Yes. They gained influence. Remember, I am *not* proposing that they 
were "wrong." But something was missing, and the history shows it.

>  By doing so the political parties "disarmed" in a matter of 
> speaking, the action group.

I'd put it this way. In order to exercise influence, as a practicasl 
matter, they had to become less strident. They needed to broaden 
their appeal. In so doing, in working for attainable good, as 
distinct from unattainable "rightness," they compromised, and some of 
the original formation group would think of this as a betrayal. 
Others would see it as working toward the ultimate goal, peace.
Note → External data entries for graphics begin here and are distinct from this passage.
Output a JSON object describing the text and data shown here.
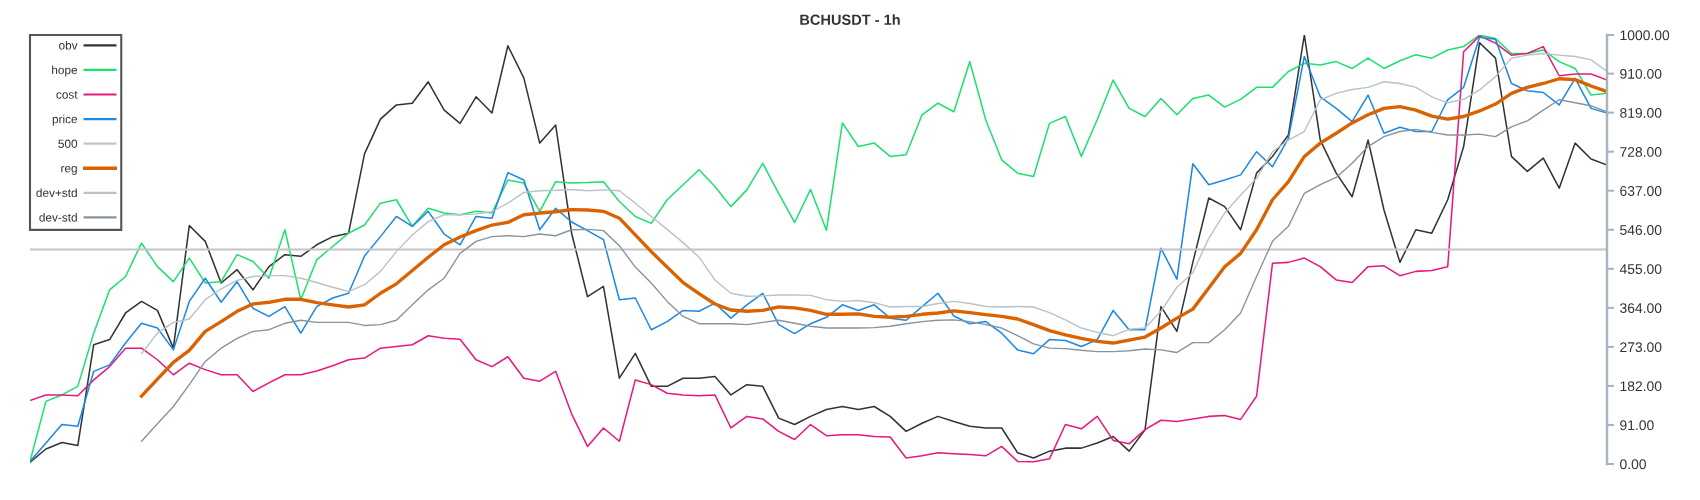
{
  "chart_data": {
    "type": "line",
    "title": "BCHUSDT - 1h",
    "categories": [
      null,
      null,
      null,
      null,
      null,
      null,
      null,
      null,
      null,
      null,
      null,
      null,
      null,
      null,
      null,
      null,
      null,
      null,
      null,
      null,
      null,
      null,
      null,
      null,
      null,
      null,
      null,
      null,
      null,
      null,
      null,
      null,
      null,
      null,
      null,
      null,
      null,
      null,
      null,
      null,
      null,
      null,
      null,
      null,
      null,
      null,
      null,
      null,
      null,
      null,
      null,
      null,
      null,
      null,
      null,
      null,
      null,
      null,
      null,
      null,
      null,
      null,
      null,
      null,
      null,
      null,
      null,
      null,
      null,
      null,
      null,
      null,
      null,
      null,
      null,
      null,
      null,
      null,
      null,
      null,
      null,
      null,
      null,
      null,
      null,
      null,
      null,
      null,
      null,
      null,
      null,
      null,
      null,
      null,
      null,
      null,
      null,
      null,
      null,
      null
    ],
    "series": [
      {
        "name": "obv",
        "color": "#333333",
        "values": [
          4,
          35,
          50,
          43,
          278,
          290,
          352,
          379,
          358,
          270,
          556,
          519,
          422,
          453,
          406,
          460,
          488,
          484,
          511,
          530,
          538,
          723,
          804,
          837,
          841,
          891,
          825,
          794,
          856,
          818,
          975,
          900,
          748,
          790,
          538,
          390,
          414,
          200,
          258,
          181,
          181,
          200,
          200,
          204,
          161,
          185,
          181,
          107,
          92,
          111,
          127,
          134,
          127,
          134,
          111,
          76,
          95,
          111,
          99,
          88,
          84,
          84,
          26,
          14,
          30,
          37,
          37,
          49,
          64,
          30,
          80,
          367,
          309,
          470,
          620,
          600,
          546,
          678,
          717,
          767,
          1000,
          755,
          678,
          623,
          755,
          592,
          470,
          546,
          538,
          616,
          740,
          982,
          946,
          717,
          682,
          713,
          643,
          748,
          711,
          697
        ]
      },
      {
        "name": "hope",
        "color": "#1ee06e",
        "values": [
          6,
          146,
          161,
          181,
          305,
          406,
          437,
          515,
          460,
          425,
          480,
          422,
          425,
          488,
          472,
          433,
          546,
          383,
          476,
          507,
          538,
          557,
          608,
          616,
          554,
          596,
          585,
          581,
          589,
          585,
          662,
          655,
          589,
          658,
          655,
          656,
          658,
          612,
          577,
          561,
          616,
          651,
          686,
          647,
          600,
          639,
          701,
          631,
          563,
          640,
          545,
          795,
          740,
          748,
          717,
          721,
          814,
          841,
          821,
          938,
          802,
          709,
          678,
          670,
          794,
          810,
          717,
          803,
          895,
          829,
          810,
          852,
          814,
          852,
          860,
          832,
          850,
          878,
          878,
          915,
          934,
          930,
          938,
          922,
          946,
          922,
          940,
          954,
          946,
          965,
          973,
          1000,
          992,
          957,
          957,
          965,
          938,
          922,
          860,
          864
        ]
      },
      {
        "name": "cost",
        "color": "#e8197d",
        "values": [
          148,
          161,
          161,
          159,
          196,
          227,
          270,
          270,
          243,
          208,
          235,
          220,
          208,
          208,
          169,
          189,
          208,
          208,
          217,
          229,
          243,
          247,
          270,
          274,
          278,
          299,
          293,
          291,
          243,
          227,
          250,
          200,
          193,
          216,
          117,
          41,
          84,
          53,
          196,
          185,
          165,
          161,
          159,
          161,
          84,
          111,
          105,
          76,
          57,
          92,
          66,
          68,
          68,
          64,
          63,
          14,
          19,
          26,
          24,
          22,
          19,
          41,
          6,
          5,
          12,
          92,
          82,
          111,
          55,
          47,
          80,
          102,
          99,
          105,
          111,
          113,
          104,
          158,
          468,
          470,
          480,
          460,
          429,
          423,
          460,
          462,
          439,
          449,
          451,
          460,
          961,
          998,
          981,
          953,
          957,
          973,
          905,
          909,
          909,
          895
        ]
      },
      {
        "name": "price",
        "color": "#1e88e5",
        "values": [
          6,
          49,
          92,
          88,
          216,
          231,
          282,
          328,
          317,
          266,
          379,
          433,
          377,
          425,
          363,
          344,
          367,
          305,
          367,
          387,
          398,
          485,
          530,
          577,
          554,
          589,
          536,
          511,
          577,
          573,
          679,
          662,
          546,
          596,
          564,
          544,
          523,
          383,
          387,
          313,
          332,
          358,
          356,
          375,
          340,
          371,
          398,
          325,
          304,
          327,
          342,
          371,
          358,
          371,
          340,
          335,
          367,
          398,
          345,
          327,
          332,
          305,
          266,
          257,
          290,
          288,
          274,
          290,
          358,
          313,
          313,
          503,
          431,
          700,
          651,
          662,
          674,
          728,
          693,
          759,
          950,
          856,
          829,
          798,
          860,
          771,
          785,
          775,
          775,
          849,
          878,
          995,
          990,
          887,
          870,
          866,
          837,
          899,
          829,
          818
        ]
      },
      {
        "name": "500",
        "color": "#c4c4c4",
        "values": [
          500,
          500,
          500,
          500,
          500,
          500,
          500,
          500,
          500,
          500,
          500,
          500,
          500,
          500,
          500,
          500,
          500,
          500,
          500,
          500,
          500,
          500,
          500,
          500,
          500,
          500,
          500,
          500,
          500,
          500,
          500,
          500,
          500,
          500,
          500,
          500,
          500,
          500,
          500,
          500,
          500,
          500,
          500,
          500,
          500,
          500,
          500,
          500,
          500,
          500,
          500,
          500,
          500,
          500,
          500,
          500,
          500,
          500,
          500,
          500,
          500,
          500,
          500,
          500,
          500,
          500,
          500,
          500,
          500,
          500,
          500,
          500,
          500,
          500,
          500,
          500,
          500,
          500,
          500,
          500,
          500,
          500,
          500,
          500,
          500,
          500,
          500,
          500,
          500,
          500,
          500,
          500,
          500,
          500,
          500,
          500,
          500,
          500,
          500,
          500
        ]
      },
      {
        "name": "reg",
        "color": "#db6200",
        "values": [
          null,
          null,
          null,
          null,
          null,
          null,
          null,
          158,
          198,
          237,
          265,
          309,
          332,
          356,
          373,
          377,
          384,
          384,
          376,
          371,
          366,
          371,
          398,
          420,
          451,
          482,
          511,
          529,
          544,
          557,
          563,
          581,
          585,
          588,
          593,
          592,
          589,
          573,
          534,
          495,
          459,
          423,
          397,
          373,
          359,
          356,
          358,
          366,
          364,
          358,
          349,
          349,
          350,
          344,
          342,
          344,
          349,
          352,
          357,
          353,
          348,
          344,
          338,
          325,
          311,
          301,
          293,
          286,
          282,
          289,
          296,
          317,
          340,
          361,
          410,
          460,
          491,
          546,
          616,
          658,
          717,
          748,
          771,
          795,
          814,
          829,
          833,
          825,
          811,
          804,
          810,
          823,
          839,
          864,
          878,
          887,
          898,
          896,
          881,
          868
        ]
      },
      {
        "name": "dev+std",
        "color": "#b9c1c9",
        "values": [
          null,
          null,
          null,
          null,
          null,
          null,
          null,
          257,
          305,
          330,
          338,
          383,
          408,
          428,
          437,
          439,
          439,
          433,
          423,
          412,
          402,
          418,
          449,
          495,
          534,
          565,
          581,
          581,
          583,
          588,
          608,
          633,
          637,
          638,
          640,
          637,
          639,
          637,
          608,
          577,
          547,
          516,
          482,
          429,
          398,
          391,
          392,
          394,
          394,
          393,
          383,
          379,
          381,
          376,
          366,
          367,
          367,
          374,
          379,
          374,
          367,
          366,
          367,
          366,
          353,
          336,
          317,
          307,
          299,
          314,
          317,
          356,
          412,
          446,
          526,
          585,
          627,
          666,
          728,
          755,
          775,
          849,
          864,
          873,
          878,
          891,
          887,
          878,
          856,
          842,
          850,
          872,
          903,
          946,
          953,
          957,
          953,
          950,
          942,
          915
        ]
      },
      {
        "name": "dev-std",
        "color": "#8794a1",
        "values": [
          null,
          null,
          null,
          null,
          null,
          null,
          null,
          53,
          94,
          134,
          185,
          239,
          270,
          293,
          309,
          313,
          328,
          335,
          330,
          330,
          330,
          323,
          325,
          335,
          371,
          406,
          433,
          491,
          519,
          530,
          532,
          530,
          536,
          532,
          546,
          547,
          544,
          509,
          459,
          422,
          379,
          344,
          327,
          327,
          327,
          325,
          330,
          335,
          328,
          321,
          317,
          317,
          317,
          318,
          321,
          327,
          332,
          335,
          336,
          332,
          325,
          317,
          299,
          280,
          270,
          269,
          265,
          262,
          262,
          264,
          268,
          266,
          260,
          283,
          283,
          313,
          352,
          437,
          519,
          554,
          631,
          651,
          668,
          701,
          740,
          763,
          775,
          780,
          773,
          767,
          767,
          769,
          763,
          786,
          800,
          825,
          849,
          842,
          835,
          821
        ]
      }
    ],
    "ylim": [
      0,
      1000
    ],
    "yticks": [
      {
        "value": 0,
        "label": "0.00"
      },
      {
        "value": 91,
        "label": "91.00"
      },
      {
        "value": 182,
        "label": "182.00"
      },
      {
        "value": 273,
        "label": "273.00"
      },
      {
        "value": 364,
        "label": "364.00"
      },
      {
        "value": 455,
        "label": "455.00"
      },
      {
        "value": 546,
        "label": "546.00"
      },
      {
        "value": 637,
        "label": "637.00"
      },
      {
        "value": 728,
        "label": "728.00"
      },
      {
        "value": 819,
        "label": "819.00"
      },
      {
        "value": 910,
        "label": "910.00"
      },
      {
        "value": 1000,
        "label": "1000.00"
      }
    ],
    "tick_labels": "y",
    "grid": false,
    "legend": "top left"
  }
}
These things become factional battles in an action organization, and 
can easily weaken it.

This is why I suggest the formation of a broad interest group. That 
group *can* have a membership qualification, it *can* become 
specific. The action organization can be created out of an interest 
group consensus -- but anyone can form an action organization at any 
time, there is no way to stop it. Forming it out of a consensus, 
though, will make success more likely. And then the action 
organization *can continue to be advised by the larger group 
consensus. It can actually facilitate the larger group, as AAWS runs 
the World Service Conference periodically.

When the WSC cannot reach a consensus, AAWS still makes its own 
decisions. But, sensibly, it will pay attention to a genuine 
consensus at the WSC, or it would be cutting itself off from its 
roots. Even if the WSC is divided, AAWS can still seek to take 
consensus positions, advised by the WSC process, considering the arguments.

Consensus is powerful. Yet action organizations don't have the 
internal structures and process to fully seek it, usually. And they 
need focus, and intentional and coherent action.

Somewhere, somewhen, somehow, either a political party will create a 
broad advisory group, either to represent the members to the action 
organization, the "official party," or, even more powerful, to 
represent *the public* to it. The latter requires admitting, as 
members, people who support rival parties.

I predict that when it happens, it will quickly be all over. Other 
parties will follow suit or collapse out of irrelevance.

And then we will start to have, on a large scale for the first time 
in history, true democracy, that addresses the problems of scale, the 
need for efficiency, and full discussion of issues in a form that 
generates useful advice, which, if designed properly, could be 
*extremely difficult* to corrupt.

Yes, an oligarchy is formed, but an oligarchy, that, by design, 
serves the general membership, or becomes powerless and irrelevant.